Sent by Jonathan Stark on February 3rd, 2018
Long time reader and private Slack member Mike Julian sent in a fascinating article that explores the hyper-specific niche of pinball machine repair technicians (shared with permission):
I ran across this article and thought you'd like it: https://thenewstack.io/maintaining-legacy-will-repair-pinball-machines/
My favorite bit:
Clay Harrell, who writes the Pinball Repair Tips & Tricks webzine, told them that “Nobody sells a working pinball machine. If it was working, they wouldn’t sell it. If you buy one, it’s always broken.” And the bigger problem was maintenance, according to one pinball technician who talked to the Journal. “I always hear people say, ‘I bought a machine and I can’t get a repair guy to come out.'” At the time a directory of pinball repair technicians listed just 750 — in all 50 states — charging up to $150 an hour.

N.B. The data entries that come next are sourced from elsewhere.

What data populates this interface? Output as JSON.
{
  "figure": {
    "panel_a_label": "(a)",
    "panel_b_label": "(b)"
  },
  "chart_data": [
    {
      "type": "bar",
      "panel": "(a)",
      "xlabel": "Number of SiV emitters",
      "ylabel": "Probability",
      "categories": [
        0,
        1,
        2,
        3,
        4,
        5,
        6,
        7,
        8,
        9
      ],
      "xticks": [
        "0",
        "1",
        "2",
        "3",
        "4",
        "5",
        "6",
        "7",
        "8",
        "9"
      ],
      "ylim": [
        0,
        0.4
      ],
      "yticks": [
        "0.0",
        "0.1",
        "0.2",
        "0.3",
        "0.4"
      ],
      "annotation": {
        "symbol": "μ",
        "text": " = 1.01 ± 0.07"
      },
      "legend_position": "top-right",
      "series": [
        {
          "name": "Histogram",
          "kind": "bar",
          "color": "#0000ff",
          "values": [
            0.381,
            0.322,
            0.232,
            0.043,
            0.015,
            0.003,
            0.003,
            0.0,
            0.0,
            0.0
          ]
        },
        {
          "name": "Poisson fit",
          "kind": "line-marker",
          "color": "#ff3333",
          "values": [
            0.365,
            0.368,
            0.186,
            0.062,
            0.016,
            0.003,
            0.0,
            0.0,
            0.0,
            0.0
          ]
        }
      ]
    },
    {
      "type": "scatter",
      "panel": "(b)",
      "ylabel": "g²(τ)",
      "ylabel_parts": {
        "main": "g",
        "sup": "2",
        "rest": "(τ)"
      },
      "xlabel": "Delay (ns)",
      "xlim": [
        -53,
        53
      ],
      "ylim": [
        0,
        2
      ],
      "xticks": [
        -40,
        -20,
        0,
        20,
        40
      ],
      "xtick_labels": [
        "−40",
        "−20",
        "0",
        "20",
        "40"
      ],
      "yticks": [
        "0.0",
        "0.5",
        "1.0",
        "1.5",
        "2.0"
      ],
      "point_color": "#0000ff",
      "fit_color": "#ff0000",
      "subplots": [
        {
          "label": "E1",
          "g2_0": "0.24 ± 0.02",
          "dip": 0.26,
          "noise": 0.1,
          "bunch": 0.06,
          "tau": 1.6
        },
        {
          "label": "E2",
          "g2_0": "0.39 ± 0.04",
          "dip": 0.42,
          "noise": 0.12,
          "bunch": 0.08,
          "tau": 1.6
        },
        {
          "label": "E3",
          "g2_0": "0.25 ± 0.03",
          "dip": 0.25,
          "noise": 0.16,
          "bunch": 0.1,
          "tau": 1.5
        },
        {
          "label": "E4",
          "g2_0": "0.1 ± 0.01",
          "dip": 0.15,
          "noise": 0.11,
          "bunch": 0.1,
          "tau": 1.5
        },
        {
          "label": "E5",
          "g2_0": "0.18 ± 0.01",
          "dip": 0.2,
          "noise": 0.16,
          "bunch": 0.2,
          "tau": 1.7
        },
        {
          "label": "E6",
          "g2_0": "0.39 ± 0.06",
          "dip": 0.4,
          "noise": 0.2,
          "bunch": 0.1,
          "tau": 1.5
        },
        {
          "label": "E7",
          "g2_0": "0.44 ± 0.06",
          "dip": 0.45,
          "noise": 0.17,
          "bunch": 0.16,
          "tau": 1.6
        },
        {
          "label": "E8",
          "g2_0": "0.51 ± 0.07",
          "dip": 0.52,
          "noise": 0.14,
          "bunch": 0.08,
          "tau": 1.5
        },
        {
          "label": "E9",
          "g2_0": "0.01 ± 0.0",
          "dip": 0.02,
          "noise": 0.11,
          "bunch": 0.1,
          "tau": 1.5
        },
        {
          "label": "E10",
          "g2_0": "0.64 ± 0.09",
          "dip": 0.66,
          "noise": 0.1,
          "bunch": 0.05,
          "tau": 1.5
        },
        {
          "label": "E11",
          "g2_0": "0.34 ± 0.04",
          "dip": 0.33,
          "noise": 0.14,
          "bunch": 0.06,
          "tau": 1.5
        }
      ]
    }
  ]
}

So there's not only a magazine dedicated to repairing pinball machines (not just pinball enthusiasts, but people who need a pinball machine repaired), but there's even a directory of people who repair pinball machines?! “Arcade owners” is already pretty niche, but this just dives head-first into that rabbit hole, eh? I had no idea such a problem even existed.
The global marketplace is an incomprehensibly large and complex environment. Rabbit holes within rabbit holes within rabbit holes. Turtles, all the way down.
As specialization expert Philip Morgan says:
“The question isn’t whether your target market is big enough. The question is whether it’s small enough.”
Selling to everyone is indistinguishable from selling to no one.